Sebenarnya bisa dilakukan secara simultan tetapi ada penekanan-penekanan yang berbeda-beda. Tapi pada prinsipnya harus dilakukan secara simultan, karena kita harus berhadapan dengan masyarakat yang kian kompleks. Meski begitu, tetap harus ada bagian yang diprioritaskan yakni, proses tarbawinya didahulu baru kemudian tanzim atau nizam-nya. Tapi kita juga tidak boleh karena memprioritaskan tarbawi lalu mengabaikan nidhzam yang boleh dilakukan hanya memberikan tekanan-tekanan yang berbeda. Misalnya, 70% tarbawi dan 30% nizam. Untuk melangkah pada tahap jihadul akbar, harus sudah matang terlebih dulu kedua tahap sebelumnya yakni tarbawi dan nizam atau tanzimi.

Untuk kondisi Indonesia saat ini mana yang diutamakan?

Saya kira tahapan yang pertama dan kedua sangat penting dibangun. Jadi kita harus memberikan pemahaman-pemahaman yang baik tentang Islam. Sekarang ini, masyarakat kita masih belum paham dengan Islam, karenanya diperlukan proses pemahaman yang baik dan simultan, sehingga perlu ada tarbiyah yang dilakukan secara kontinyu dan terus-menerus. Di sisi lain nizam juga diperlukan oleh masyarakat Indonesia. Tanpa ada keteraturan dan organisasi yang solid tidak mungkin kita bisa menjalankan dakwah dengan baik, terencana. Jadi, saya kira untuk kondisi Indonesia kekinian yang diperlukan adalah dakwah dan perjuangan secara tarbawiyah dan tanzimi.

Ukuran kita untuk melangka dari tahap 1, tahap 2 dan tahap 3 itu apa?

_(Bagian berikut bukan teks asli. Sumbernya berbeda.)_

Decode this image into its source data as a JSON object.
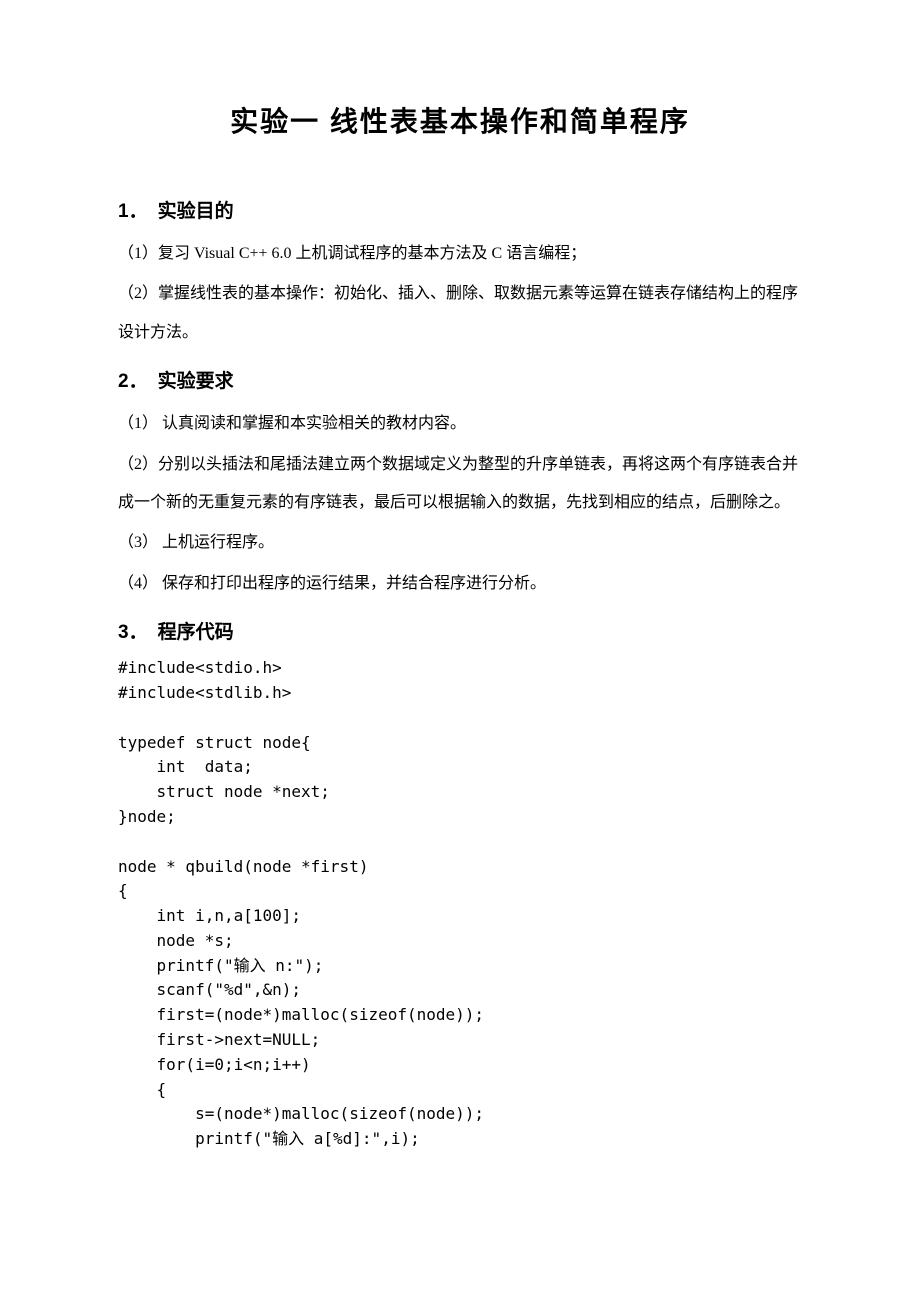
{
  "title": "实验一   线性表基本操作和简单程序",
  "sections": {
    "s1": {
      "num": "1．",
      "label": "实验目的",
      "p1": "（1）复习 Visual C++ 6.0 上机调试程序的基本方法及 C 语言编程；",
      "p2": "（2）掌握线性表的基本操作：初始化、插入、删除、取数据元素等运算在链表存储结构上的程序设计方法。"
    },
    "s2": {
      "num": "2．",
      "label": "实验要求",
      "p1": "（1） 认真阅读和掌握和本实验相关的教材内容。",
      "p2": "（2）分别以头插法和尾插法建立两个数据域定义为整型的升序单链表，再将这两个有序链表合并成一个新的无重复元素的有序链表，最后可以根据输入的数据，先找到相应的结点，后删除之。",
      "p3": "（3） 上机运行程序。",
      "p4": "（4） 保存和打印出程序的运行结果，并结合程序进行分析。"
    },
    "s3": {
      "num": "3．",
      "label": "程序代码",
      "code": "#include<stdio.h>\n#include<stdlib.h>\n\ntypedef struct node{\n    int  data;\n    struct node *next;\n}node;\n\nnode * qbuild(node *first)\n{\n    int i,n,a[100];\n    node *s;\n    printf(\"输入 n:\");\n    scanf(\"%d\",&n);\n    first=(node*)malloc(sizeof(node));\n    first->next=NULL;\n    for(i=0;i<n;i++)\n    {\n        s=(node*)malloc(sizeof(node));\n        printf(\"输入 a[%d]:\",i);"
    }
  }
}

Kita memang harus membuat kriterianya yang bisa diukur secara ilmiah dan rasional. Kemudian juga harus ada evaluasinya. Semua kegiatan harus ada ukuran-ukuran yang jelas dan kongkret, apakah berhasil atau tidak, apakah perlu ada pengulangan atau tidak. Misalnya, dalam proses tarbawinya, kita bisa membuat kriteria sekaligus sebagai alat untuk mengevaluasi yakni, dari sisi pemahaman, visi dan misinya tentang Islam. Tanzimi juga begitu misalnya, apakah organisasinya sudah solid atau belum, karena faktanya banyak organisasi Islam yang ternyata tidak solid. Hanya merupakan kumpulan orang saja atau kerumunan orang yang tidak memahami apa itu Islam. Sehingga belum merupakan sebuah kekuatan yang kuat dan solid untuk menjalankan amanah dakwah yang kian berat.

Lembaga dakwah banyak bermunculan tapi ashabiyah juga marak?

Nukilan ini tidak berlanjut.